Brownback and the GOP-dominated Legislature must close gaps in the current and next state budgets totaling more than $714 million when the annual session opens in January. The projected deficits — which aren’t allowed under the state constitution — total about 11 percent of the $6.4 billion in annual state spending on education, social services and other general government programs financed with general taxes.

Legislators aggressively cut personal income taxes at Brownback’s urging in 2012 and 2013 to stimulate the economy — dropping the top rate by 26 percent and exempting owners of 191,000 businesses altogether.

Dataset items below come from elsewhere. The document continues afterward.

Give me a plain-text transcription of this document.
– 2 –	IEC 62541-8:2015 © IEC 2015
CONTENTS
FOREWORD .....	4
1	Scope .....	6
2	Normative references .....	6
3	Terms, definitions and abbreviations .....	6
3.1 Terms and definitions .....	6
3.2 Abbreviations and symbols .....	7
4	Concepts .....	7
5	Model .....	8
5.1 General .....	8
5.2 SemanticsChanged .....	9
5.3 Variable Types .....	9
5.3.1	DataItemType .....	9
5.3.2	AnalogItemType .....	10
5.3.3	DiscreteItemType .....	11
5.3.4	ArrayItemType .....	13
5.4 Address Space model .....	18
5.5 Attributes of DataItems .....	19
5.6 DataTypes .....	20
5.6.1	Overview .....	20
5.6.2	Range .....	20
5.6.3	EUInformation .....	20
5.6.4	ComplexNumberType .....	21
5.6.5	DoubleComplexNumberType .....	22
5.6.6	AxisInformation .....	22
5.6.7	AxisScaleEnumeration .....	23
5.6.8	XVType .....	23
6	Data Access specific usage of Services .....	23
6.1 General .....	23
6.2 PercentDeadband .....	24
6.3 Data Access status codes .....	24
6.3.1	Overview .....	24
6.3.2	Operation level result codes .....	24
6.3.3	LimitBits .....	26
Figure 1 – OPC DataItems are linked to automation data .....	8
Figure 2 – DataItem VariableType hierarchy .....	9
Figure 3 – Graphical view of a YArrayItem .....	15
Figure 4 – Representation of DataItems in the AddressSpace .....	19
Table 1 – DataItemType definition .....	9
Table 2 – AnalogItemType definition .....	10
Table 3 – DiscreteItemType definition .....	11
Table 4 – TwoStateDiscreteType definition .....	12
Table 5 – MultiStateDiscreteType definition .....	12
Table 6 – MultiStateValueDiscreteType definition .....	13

The predicted gaps in anticipated income and current spending commitments are nearly $279 million for the current budget year and almost another $436 million for the budget year beginning in July.

Sen. Jim Denning, an Overland Park Republican, said Tuesday that he wants to “smooth out” future tax cuts and consider requiring business owners who used to pay personal income taxes to resume doing so on earnings exceeding $250,000.

“I do want to look at the tax policy,” said Denning, vice chairman of the budget-writing Senate Ways and Means Committee, adding that last week’s forecast “changes everything.”

The governor’s budget director, Shawn Sullivan, initially said the focus would be on finding efficiencies. On Tuesday, spokeswoman Eileen Hawley said the administration is working on budget and policy proposals and expects to announce a plan in early December.

State Rep. Ron Ryckman Jr., an Olathe Republican serving on the budget-drafting House Appropriations Committee, said legislators should “exhaust” spending reductions first.

Rethinking past tax cuts is problematic because Kansas needs to remain economically competitive, said Appropriations Committee Chairman Gene Suellentrop.

“That’d have to be the last option,” the Wichita Republican said.

Democrats argued during Brownback’s successful re-election campaign that his tax cuts wrecked the state’s finances. Sen. Laura Kelly, the ranking Democrat on the Ways and Means Committee, said legislators won’t be able to reduce spending enough without making devastating cuts to public schools, higher education, social services and other government programs.

“Anybody who thinks there’s a whole lot more efficiencies or savings to be had — that’s a misnomer,” Kelly said. “It won’t be that. It will be just severe service reductions and eliminations.”